Remember when everyone was so excited about PlayStation 3? Doesn’t that seem like only yesterday? Now, PlayStation 4 is being rolled out, and everyone who bought the Super Slim PS3 in 2012 is already feeling like they got taken.
Well, we’ve brought this on ourselves, frankly. Our fascination for the latest “thing” has encouraged technological development that was neither needed nor really wanted, and like the sheep we are, we’ll buy the newest console regardless of whatever glitches it may contain, simply because we can’t bear to be the last kids on the block without the flyest gadgetry.
So, like the new PlayStation console, geeks are frothing at the mouth about the evolution of “CSS4,” even though CSS3 isn’t entirely supported.
Why on earth do developers get so excited about the vaguest hint of the introduction of new protocols, languages, modules and platforms? Why can’t everyone just relax, and actually learn the finer points of CSS3, the language that we’re only now just barely beginning to integrate?
About this CSS4 classification business: because Cascading Style Sheet language is a series of independent modules, some developed after the CSS2.1 incarnation, the latest evolution can’t strictly be called “CSS4,” since the modules haven’t been along for the ride long enough to technically qualify as being in the fourth level of development, nor will all of the modules be leveled up. CSS language doesn’t have a uniform spec.
So, why the development brouhaha? We don’t really know, frankly.
The third incarnation of CSS, as we’ve said, is not yet fully supported. The latest incarnation of the selector 4 editor’s draft specifies that it’s a mere editor’s draft; that the contents may be updated and altered at any time and that the information is meant to be used as a reference point in discussions, and not to be cited as a worked out plan.
So, naturally everyone ignored that edict and decided that CSS4 was more or less already upon us. It isn’t.
CSS Level 3 Is Fine, for Now
We don’t want to suggest that these developments aren’t important; if you’re devoting your career to Web design, it’s mandatory that you maintain industry awareness. Attend those conferences! Read those publications! Comment on those blogs! Keep your tools sharp, but remember: you’re in this game to make money. Since you’re going to be designing websites for clients, most of whom don’t know CSS from the CIA, you’re going to want those sites to be compatible with as many browsers as possible. What’s the point of designing a dazzling website that can only be truly appreciated on Opera 12?

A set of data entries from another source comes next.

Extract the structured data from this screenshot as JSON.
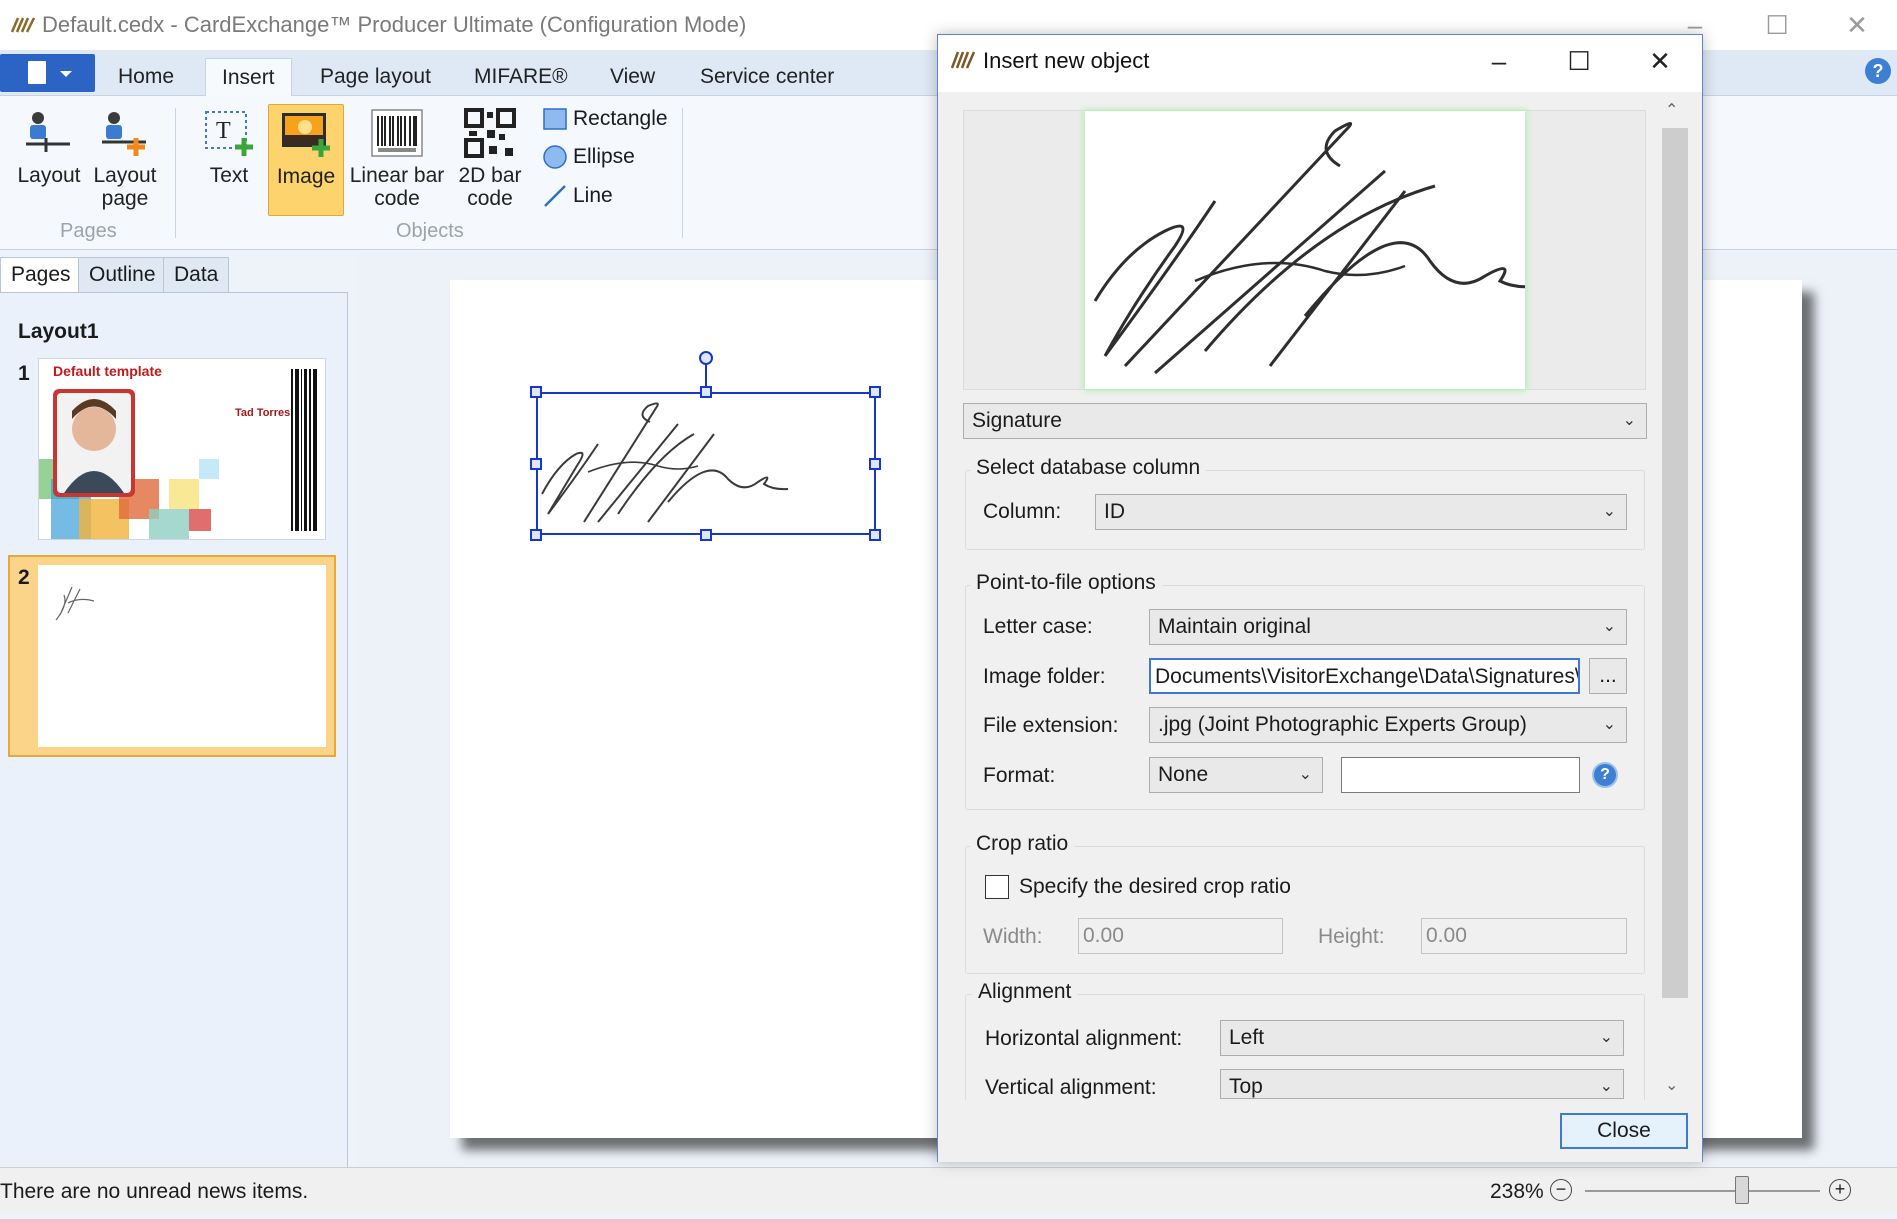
{
  "window": {
    "title": "Default.cedx - CardExchange™ Producer Ultimate (Configuration Mode)",
    "minimize_glyph": "–",
    "maximize_glyph": "☐",
    "close_glyph": "✕"
  },
  "ribbon": {
    "tabs": [
      {
        "label": "Home"
      },
      {
        "label": "Insert",
        "active": true
      },
      {
        "label": "Page layout"
      },
      {
        "label": "MIFARE®"
      },
      {
        "label": "View"
      },
      {
        "label": "Service center"
      }
    ],
    "help_glyph": "?",
    "pages_group": {
      "label": "Pages",
      "buttons": [
        {
          "label_line1": "Layout",
          "label_line2": "",
          "icon": "layout-icon"
        },
        {
          "label_line1": "Layout",
          "label_line2": "page",
          "icon": "layout-page-icon"
        }
      ]
    },
    "objects_group": {
      "label": "Objects",
      "buttons": [
        {
          "label_line1": "Text",
          "label_line2": "",
          "icon": "text-icon"
        },
        {
          "label_line1": "Image",
          "label_line2": "",
          "icon": "image-icon",
          "selected": true
        },
        {
          "label_line1": "Linear bar",
          "label_line2": "code",
          "icon": "barcode-icon"
        },
        {
          "label_line1": "2D bar",
          "label_line2": "code",
          "icon": "qr-code-icon"
        }
      ],
      "shapes": [
        {
          "label": "Rectangle",
          "icon": "rectangle-icon"
        },
        {
          "label": "Ellipse",
          "icon": "ellipse-icon"
        },
        {
          "label": "Line",
          "icon": "line-icon"
        }
      ]
    }
  },
  "left_pane": {
    "tabs": [
      {
        "label": "Pages",
        "active": true
      },
      {
        "label": "Outline"
      },
      {
        "label": "Data"
      }
    ],
    "layout_name": "Layout1",
    "pages": [
      {
        "number": "1",
        "template_title": "Default template",
        "name_on_card": "Tad Torres"
      },
      {
        "number": "2",
        "selected": true
      }
    ]
  },
  "status_bar": {
    "message": "There are no unread news items.",
    "zoom": "238%",
    "zoom_minus": "−",
    "zoom_plus": "+"
  },
  "dialog": {
    "title": "Insert new object",
    "min_glyph": "–",
    "max_glyph": "☐",
    "close_glyph": "✕",
    "object_type": "Signature",
    "database_column": {
      "legend": "Select database column",
      "column_label": "Column:",
      "column_value": "ID"
    },
    "point_to_file": {
      "legend": "Point-to-file options",
      "letter_case_label": "Letter case:",
      "letter_case_value": "Maintain original",
      "image_folder_label": "Image folder:",
      "image_folder_value": "Documents\\VisitorExchange\\Data\\Signatures\\",
      "browse_label": "...",
      "file_extension_label": "File extension:",
      "file_extension_value": ".jpg (Joint Photographic Experts Group)",
      "format_label": "Format:",
      "format_value": "None",
      "format_text": "",
      "help_glyph": "?"
    },
    "crop_ratio": {
      "legend": "Crop ratio",
      "checkbox_label": "Specify the desired crop ratio",
      "checked": false,
      "width_label": "Width:",
      "width_value": "0.00",
      "height_label": "Height:",
      "height_value": "0.00"
    },
    "alignment": {
      "legend": "Alignment",
      "horizontal_label": "Horizontal alignment:",
      "horizontal_value": "Left",
      "vertical_label": "Vertical alignment:",
      "vertical_value": "Top"
    },
    "close_button": "Close"
  },
  "colors": {
    "accent": "#2b64c4",
    "selected_button": "#fcd36d",
    "selection_box": "#1836c8",
    "preview_glow": "#b7efb7"
  }
}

Most Web designers’ clients are not tremendously savvy when it comes to the finer points of site elements. When it comes to site navigation, most people want what they’re used to, despite how much as we may want to design something truly dazzling and cutting edge. If your client’s customers just want to get on and get off the site as fast as possible, your stunning and sophisticated work might cost your client revenue. This means, as exciting as the new CSS levels are, we will still have to wait quite a while before incorporating them into your projects so that you can be sure that they will be properly supported.

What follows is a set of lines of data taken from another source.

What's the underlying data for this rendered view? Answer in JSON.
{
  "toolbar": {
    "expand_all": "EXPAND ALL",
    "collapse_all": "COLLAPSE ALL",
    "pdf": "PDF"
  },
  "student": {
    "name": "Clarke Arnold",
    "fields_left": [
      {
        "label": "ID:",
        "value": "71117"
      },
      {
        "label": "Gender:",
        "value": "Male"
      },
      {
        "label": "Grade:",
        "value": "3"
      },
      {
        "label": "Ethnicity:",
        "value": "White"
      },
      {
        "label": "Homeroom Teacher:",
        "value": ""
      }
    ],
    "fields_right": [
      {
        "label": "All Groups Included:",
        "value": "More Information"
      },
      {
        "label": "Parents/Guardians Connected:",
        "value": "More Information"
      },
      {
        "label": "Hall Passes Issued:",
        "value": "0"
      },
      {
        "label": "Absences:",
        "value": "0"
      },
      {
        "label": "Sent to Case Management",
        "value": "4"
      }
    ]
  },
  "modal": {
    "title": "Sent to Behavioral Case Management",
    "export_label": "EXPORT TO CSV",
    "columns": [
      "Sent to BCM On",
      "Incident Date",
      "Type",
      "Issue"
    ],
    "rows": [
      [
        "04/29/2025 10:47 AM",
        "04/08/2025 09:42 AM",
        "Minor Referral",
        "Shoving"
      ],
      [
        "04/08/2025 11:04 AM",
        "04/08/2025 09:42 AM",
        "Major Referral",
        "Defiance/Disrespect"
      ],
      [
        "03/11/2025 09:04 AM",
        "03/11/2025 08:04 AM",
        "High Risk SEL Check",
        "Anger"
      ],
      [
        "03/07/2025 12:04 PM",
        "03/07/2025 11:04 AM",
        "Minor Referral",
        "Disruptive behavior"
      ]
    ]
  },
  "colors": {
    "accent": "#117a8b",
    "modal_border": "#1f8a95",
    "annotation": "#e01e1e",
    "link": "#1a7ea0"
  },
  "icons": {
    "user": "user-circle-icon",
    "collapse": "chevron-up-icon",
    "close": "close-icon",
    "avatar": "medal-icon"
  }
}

So, what have we learned today? We learned that, much to our shame, we’ll still be dragging out our sleeping bags and tents on November 14th when PS4 is officially retailed. We learned that CSS4 isn’t really CSS4, but the latest level of some (not all) of the independent modules. We learned that if we seriously heeded the whispers of every single innovation, we’d never fully appreciate the functionality of the technology that is actually available. Lastly, we learned that if the dental office’s website you designed doesn’t operate properly on Chrome or Safari or Mozilla etc., you’ve created a lot more work for yourself.